Vian berdiri, menyodorkan kantong cemilan yang sudah hampir habis, lalu berbisik lagi dengan seringai lebar, "Gak usah takut hamil dan melahirkan. Aku dengar dia impoten," katanya, lalu cepat-cepat kabur sebelum Vanya melemparnya lagi.
"Hah? Dari mana Kak Vian tahu?"
"Sssttt, itu hanya rumor," Bu Ella merapatkan diri ke Vanya. "Rumor yang beredar karena selama ini Ethan sama sekali belum pernah dekat dengan wanita. Ethan itu sangat dingin, seperti tidak punya perasaan pada siapapun setelah kecelakaan mobil sepuluh tahun yang lalu yang merenggut nyawa Papanya. Makanya, Mamanya sangat khawatir."
Pak Bima kembali menengahi. "Begini saja. Kamu bekerja di sana selama tiga bulan. Kalau memang kamu tidak bisa menerimanya, kamu keluar. Papa akan bebaskan kamu. Terserah kamu mau apa. Mau kamu jadi pengangguran seumur hidup juga tidak apa-apa."
Vanya berpikir keras. Tiga bulan. Waktu yang cukup singkat untuk sebuah drama komedi-romantis yang akan dia buat sendiri. Senyum licik muncul di wajahnya. "Tiga bulan? Oke. Tapi ada syaratnya," Vanya menyambar kertas pengumuman lowongan itu. "Pertama, jangan komentar apapun yang akan aku lakukan di sana."
"Tidak apa-apa. Asal kamu setuju," jawab Pak Bima lega.
"Kedua, Papa harus siapkan tempat kos sederhana, dan semua barang yang sederhana. Aku mau menyamar menjadi gadis miskin."
Bu Ella dan Pak Bima saling pandang, bingung sekaligus terkejut.

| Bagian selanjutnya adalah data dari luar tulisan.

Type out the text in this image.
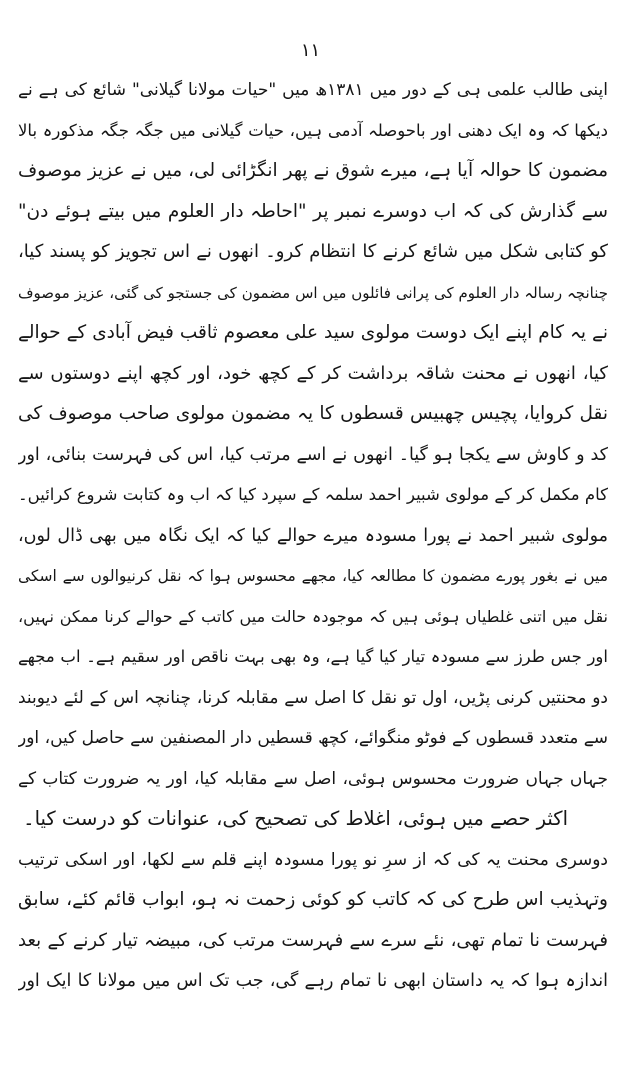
۱۱
اپنی طالب علمی ہی کے دور میں ۱۳۸۱ھ میں "حیات مولانا گیلانی" شائع کی ہے نے
دیکھا کہ وہ ایک دھنی اور باحوصلہ آدمی ہیں، حیات گیلانی میں جگہ جگہ مذکورہ بالا
مضمون کا حوالہ آیا ہے، میرے شوق نے پھر انگڑائی لی، میں نے عزیز موصوف
سے گذارش کی کہ اب دوسرے نمبر پر "احاطہ دار العلوم میں بیتے ہوئے دن"
کو کتابی شکل میں شائع کرنے کا انتظام کرو۔ انھوں نے اس تجویز کو پسند کیا،
چنانچہ رسالہ دار العلوم کی پرانی فائلوں میں اس مضمون کی جستجو کی گئی، عزیز موصوف
نے یہ کام اپنے ایک دوست مولوی سید علی معصوم ثاقب فیض آبادی کے حوالے
کیا، انھوں نے محنت شاقہ برداشت کر کے کچھ خود، اور کچھ اپنے دوستوں سے
نقل کروایا، پچیس چھبیس قسطوں کا یہ مضمون مولوی صاحب موصوف کی
کد و کاوش سے یکجا ہو گیا۔ انھوں نے اسے مرتب کیا، اس کی فہرست بنائی، اور
کام مکمل کر کے مولوی شبیر احمد سلمہ کے سپرد کیا کہ اب وہ کتابت شروع کرائیں۔
مولوی شبیر احمد نے پورا مسودہ میرے حوالے کیا کہ ایک نگاہ میں بھی ڈال لوں،
میں نے بغور پورے مضمون کا مطالعہ کیا، مجھے محسوس ہوا کہ نقل کرنیوالوں سے اسکی
نقل میں اتنی غلطیاں ہوئی ہیں کہ موجودہ حالت میں کاتب کے حوالے کرنا ممکن نہیں،
اور جس طرز سے مسودہ تیار کیا گیا ہے، وہ بھی بہت ناقص اور سقیم ہے۔ اب مجھے
دو محنتیں کرنی پڑیں، اول تو نقل کا اصل سے مقابلہ کرنا، چنانچہ اس کے لئے دیوبند
سے متعدد قسطوں کے فوٹو منگوائے، کچھ قسطیں دار المصنفین سے حاصل کیں، اور
جہاں جہاں ضرورت محسوس ہوئی، اصل سے مقابلہ کیا، اور یہ ضرورت کتاب کے
اکثر حصے میں ہوئی، اغلاط کی تصحیح کی، عنوانات کو درست کیا۔
دوسری محنت یہ کی کہ از سرِ نو پورا مسودہ اپنے قلم سے لکھا، اور اسکی ترتیب
وتہذیب اس طرح کی کہ کاتب کو کوئی زحمت نہ ہو، ابواب قائم کئے، سابق
فہرست نا تمام تھی، نئے سرے سے فہرست مرتب کی، مبیضہ تیار کرنے کے بعد
اندازہ ہوا کہ یہ داستان ابھی نا تمام رہے گی، جب تک اس میں مولانا کا ایک اور
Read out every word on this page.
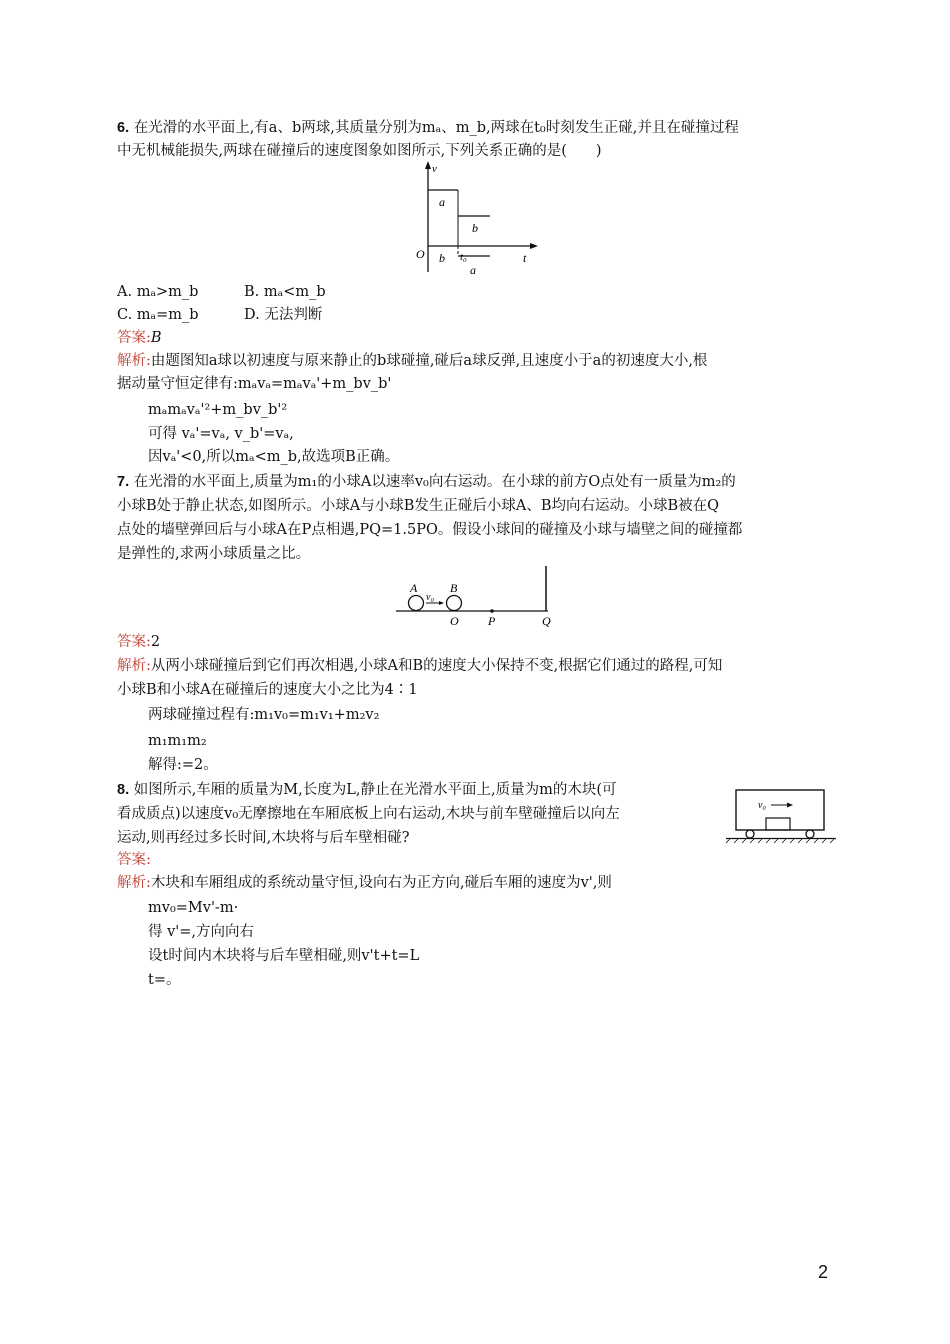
6. 在光滑的水平面上,有a、b两球,其质量分别为mₐ、m_b,两球在t₀时刻发生正碰,并且在碰撞过程
中无机械能损失,两球在碰撞后的速度图象如图所示,下列关系正确的是(　　)
v
t
O
a
b
b t₀
a
A. mₐ>m_b	B. mₐ<m_b
C. mₐ=m_b	D. 无法判断
答案:B
解析:由题图知a球以初速度与原来静止的b球碰撞,碰后a球反弹,且速度小于a的初速度大小,根
据动量守恒定律有:mₐvₐ=mₐvₐ'+m_bv_b'
mₐmₐvₐ'²+m_bv_b'²
可得 vₐ'=vₐ, v_b'=vₐ,
因vₐ'<0,所以mₐ<m_b,故选项B正确。
7. 在光滑的水平面上,质量为m₁的小球A以速率v₀向右运动。在小球的前方O点处有一质量为m₂的
小球B处于静止状态,如图所示。小球A与小球B发生正碰后小球A、B均向右运动。小球B被在Q
点处的墙壁弹回后与小球A在P点相遇,PQ=1.5PO。假设小球间的碰撞及小球与墙壁之间的碰撞都
是弹性的,求两小球质量之比。
A	B
v₀
O P	Q
答案:2
解析:从两小球碰撞后到它们再次相遇,小球A和B的速度大小保持不变,根据它们通过的路程,可知
小球B和小球A在碰撞后的速度大小之比为4∶1
两球碰撞过程有:m₁v₀=m₁v₁+m₂v₂
m₁m₁m₂
解得:=2。
8. 如图所示,车厢的质量为M,长度为L,静止在光滑水平面上,质量为m的木块(可
看成质点)以速度v₀无摩擦地在车厢底板上向右运动,木块与前车壁碰撞后以向左
运动,则再经过多长时间,木块将与后车壁相碰?
v₀
答案:
解析:木块和车厢组成的系统动量守恒,设向右为正方向,碰后车厢的速度为v',则
mv₀=Mv'-m·
得 v'=,方向向右
设t时间内木块将与后车壁相碰,则v't+t=L
t=。
2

Vanya menyeringai penuh kemenangan. Dia akan bekerja di bawah kendali calon tunangannya yang dingin, berwibawa, dan mungkin impoten itu, sambil menyembunyikan identitas aslinya sebagai putri konglomerat. Tiga bulan ini akan menjadi drama paling seru dan paling berantakan dalam hidupnya. Sebuah prolog sempurna untuk kisah yang kemungkinan besar akan berakhir konyol. Zaman sekarang, kedudukan yang setara memanglah penting.
"Tapi, kamu harus tetap pulang ke rumah," kata Bu Ella yang khawatir jika putrinya hidup sendiri di luar sana.
"Tentu saja, semua itu hanya untuk penyamaran kalau ada yang tanya dimana rumahku. Papa, si Ethan kan belum pernah bertemu denganku jadi sekalian saja di tes, apa dia bisa menerima gadis missqueen."
"Kamu memang terlalu sering melihat drama. Ya sudahlah, yang penting kamu tidak rebahan lagi terus-terusan di kamar." Kemudian Pak Bima dan Bu Ella keluar dari kamar Vanya.
Vanya tersenyum penuh arti. "Aku akan melakukan banyak cara agar si Ethan itu tidak suka sama aku."